Water buffaloes are herbivores, feeding on a purely vegetarian diet. Water buffaloes eat aquatic plants when they are in water, but often leave the water to find grasses, herbs and leaves.

Water buffaloes once engaged in long-distance seasonal migrations. They now occupy stable home ranges. Water buffalo travel in single-file, lead by a female adult with calves in the middle and the remaining adults in the rear.

Water buffalo mating season takes place during the rainy season. Males may be aggressive with each other to earn females. After mating, a female water buffalo will chase away the male. The male water buffalo will then seek other females to mate with. Female water buffaloes have one baby every couple of years, following a gestation period of 9 to 11 months. Baby water buffaloes stay with their mother for several years. After about three years, male water buffaloes join all male water buffalo communities. Female water buffaloes often remain with their mother's herd. Older males may lead a more solitary life, or live near female communities.
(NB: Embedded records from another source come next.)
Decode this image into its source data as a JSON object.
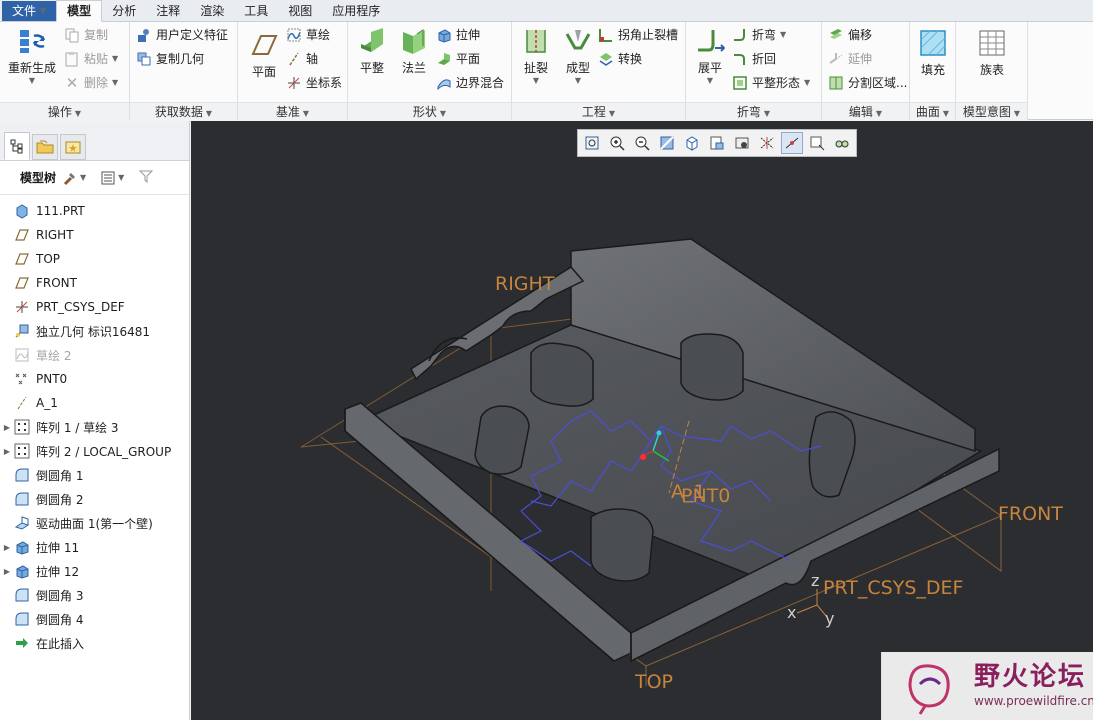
{
  "tabs": [
    {
      "label": "文件",
      "has_arrow": true
    },
    {
      "label": "模型",
      "active": true
    },
    {
      "label": "分析"
    },
    {
      "label": "注释"
    },
    {
      "label": "渲染"
    },
    {
      "label": "工具"
    },
    {
      "label": "视图"
    },
    {
      "label": "应用程序"
    }
  ],
  "ribbon": {
    "operations": {
      "label": "操作",
      "regenerate": "重新生成",
      "copy": "复制",
      "paste": "粘贴",
      "delete": "删除"
    },
    "get_data": {
      "label": "获取数据",
      "udf": "用户定义特征",
      "copy_geom": "复制几何"
    },
    "datum": {
      "label": "基准",
      "plane": "平面",
      "sketch": "草绘",
      "axis": "轴",
      "csys": "坐标系"
    },
    "shapes": {
      "label": "形状",
      "flatten": "平整",
      "flange": "法兰",
      "extrude": "拉伸",
      "planar": "平面",
      "blend": "边界混合"
    },
    "engineering": {
      "label": "工程",
      "rip": "扯裂",
      "form": "成型",
      "corner_relief": "拐角止裂槽",
      "convert": "转换"
    },
    "bends": {
      "label": "折弯",
      "unbend": "展平",
      "bend": "折弯",
      "bend_back": "折回",
      "flat_state": "平整形态"
    },
    "editing": {
      "label": "编辑",
      "offset": "偏移",
      "extend": "延伸",
      "split": "分割区域..."
    },
    "surfaces": {
      "label": "曲面",
      "fill": "填充"
    },
    "intent": {
      "label": "模型意图",
      "family": "族表"
    }
  },
  "panel": {
    "tree_label": "模型树",
    "items": [
      {
        "label": "111.PRT",
        "icon": "part-icon",
        "expand": false
      },
      {
        "label": "RIGHT",
        "icon": "datum-plane-icon",
        "expand": false
      },
      {
        "label": "TOP",
        "icon": "datum-plane-icon",
        "expand": false
      },
      {
        "label": "FRONT",
        "icon": "datum-plane-icon",
        "expand": false
      },
      {
        "label": "PRT_CSYS_DEF",
        "icon": "csys-icon",
        "expand": false
      },
      {
        "label": "独立几何 标识16481",
        "icon": "independent-geometry-icon",
        "expand": false
      },
      {
        "label": "草绘 2",
        "icon": "sketch-icon",
        "expand": false,
        "dim": true
      },
      {
        "label": "PNT0",
        "icon": "datum-point-icon",
        "expand": false
      },
      {
        "label": "A_1",
        "icon": "axis-icon",
        "expand": false
      },
      {
        "label": "阵列 1 / 草绘 3",
        "icon": "pattern-icon",
        "expand": true
      },
      {
        "label": "阵列 2 / LOCAL_GROUP",
        "icon": "pattern-icon",
        "expand": true
      },
      {
        "label": "倒圆角 1",
        "icon": "round-icon",
        "expand": false
      },
      {
        "label": "倒圆角 2",
        "icon": "round-icon",
        "expand": false
      },
      {
        "label": "驱动曲面 1(第一个壁)",
        "icon": "driving-surface-icon",
        "expand": false
      },
      {
        "label": "拉伸 11",
        "icon": "extrude-icon",
        "expand": true
      },
      {
        "label": "拉伸 12",
        "icon": "extrude-icon",
        "expand": true
      },
      {
        "label": "倒圆角 3",
        "icon": "round-icon",
        "expand": false
      },
      {
        "label": "倒圆角 4",
        "icon": "round-icon",
        "expand": false
      },
      {
        "label": "在此插入",
        "icon": "insert-here-icon",
        "expand": false
      }
    ]
  },
  "viewport": {
    "labels": {
      "right": "RIGHT",
      "front": "FRONT",
      "top": "TOP",
      "a1": "A_1",
      "pnt0": "PNT0",
      "csys": "PRT_CSYS_DEF",
      "x": "x",
      "y": "y",
      "z": "z"
    },
    "watermark_title": "野火论坛",
    "watermark_url": "www.proewildfire.cn"
  },
  "colors": {
    "file_tab": "#2f63a8",
    "viewport_bg": "#2b2d30",
    "datum_label": "#c8843c",
    "model_edge": "#1a1a1a",
    "sketch_lines": "#4a4fd8"
  }
}
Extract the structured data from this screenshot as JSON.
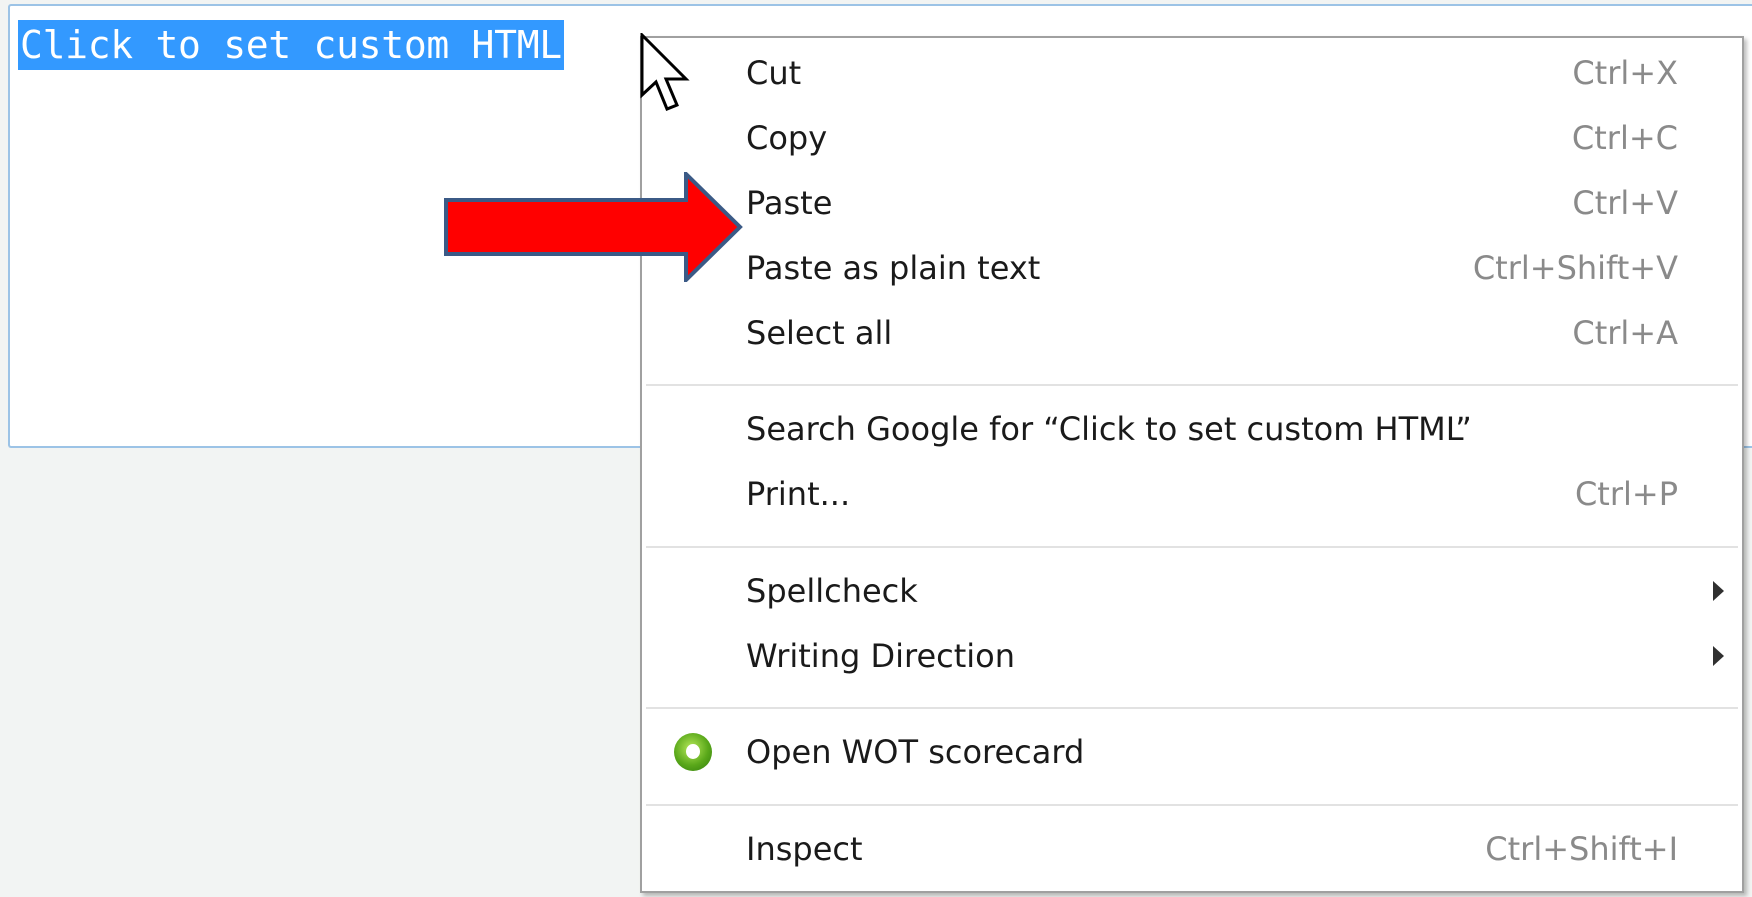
{
  "editor": {
    "selected_text": "Click to set custom HTML"
  },
  "context_menu": {
    "groups": [
      [
        {
          "label": "Cut",
          "shortcut": "Ctrl+X"
        },
        {
          "label": "Copy",
          "shortcut": "Ctrl+C"
        },
        {
          "label": "Paste",
          "shortcut": "Ctrl+V"
        },
        {
          "label": "Paste as plain text",
          "shortcut": "Ctrl+Shift+V"
        },
        {
          "label": "Select all",
          "shortcut": "Ctrl+A"
        }
      ],
      [
        {
          "label": "Search Google for “Click to set custom HTML”",
          "shortcut": ""
        },
        {
          "label": "Print...",
          "shortcut": "Ctrl+P"
        }
      ],
      [
        {
          "label": "Spellcheck",
          "submenu": true
        },
        {
          "label": "Writing Direction",
          "submenu": true
        }
      ],
      [
        {
          "label": "Open WOT scorecard",
          "icon": "wot-icon"
        }
      ],
      [
        {
          "label": "Inspect",
          "shortcut": "Ctrl+Shift+I"
        }
      ]
    ]
  },
  "annotation": {
    "arrow_color": "#ff0000",
    "arrow_outline": "#3b5a86",
    "points_to": "Paste"
  },
  "colors": {
    "selection": "#3399ff",
    "editor_border": "#9cc3e6",
    "shortcut_text": "#8a8a8a"
  }
}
Water buffalo are preyed upon by large predators including lions, tigers and crocodiles. Their horns are used to protect them against predators. Water buffalo can also run very fast when faced with danger. They are extremely protective of their calves. Female water buffalo will form protective lines in front of their young when threatened by predators. If the threat continues, they flee into forests, tall grass or water.

Water buffaloes can survive over 25 years in the wild and in captivity.

THREATS TO WATER BUFFALO

Wild water buffaloes are an endangered species due to loss of habitat and hunting, with less than 4,000 remaining. Their numbers are also diminishing as they are interbred with domesticated water buffalo.

The water buffalo has been domesticated by humans for thousands of years and is inhumanely used to pull heavy machinery, carry heavy loads, plow and transport people. Water buffalo are commercially farmed around the globe for their milk, skin, butterfat and meat.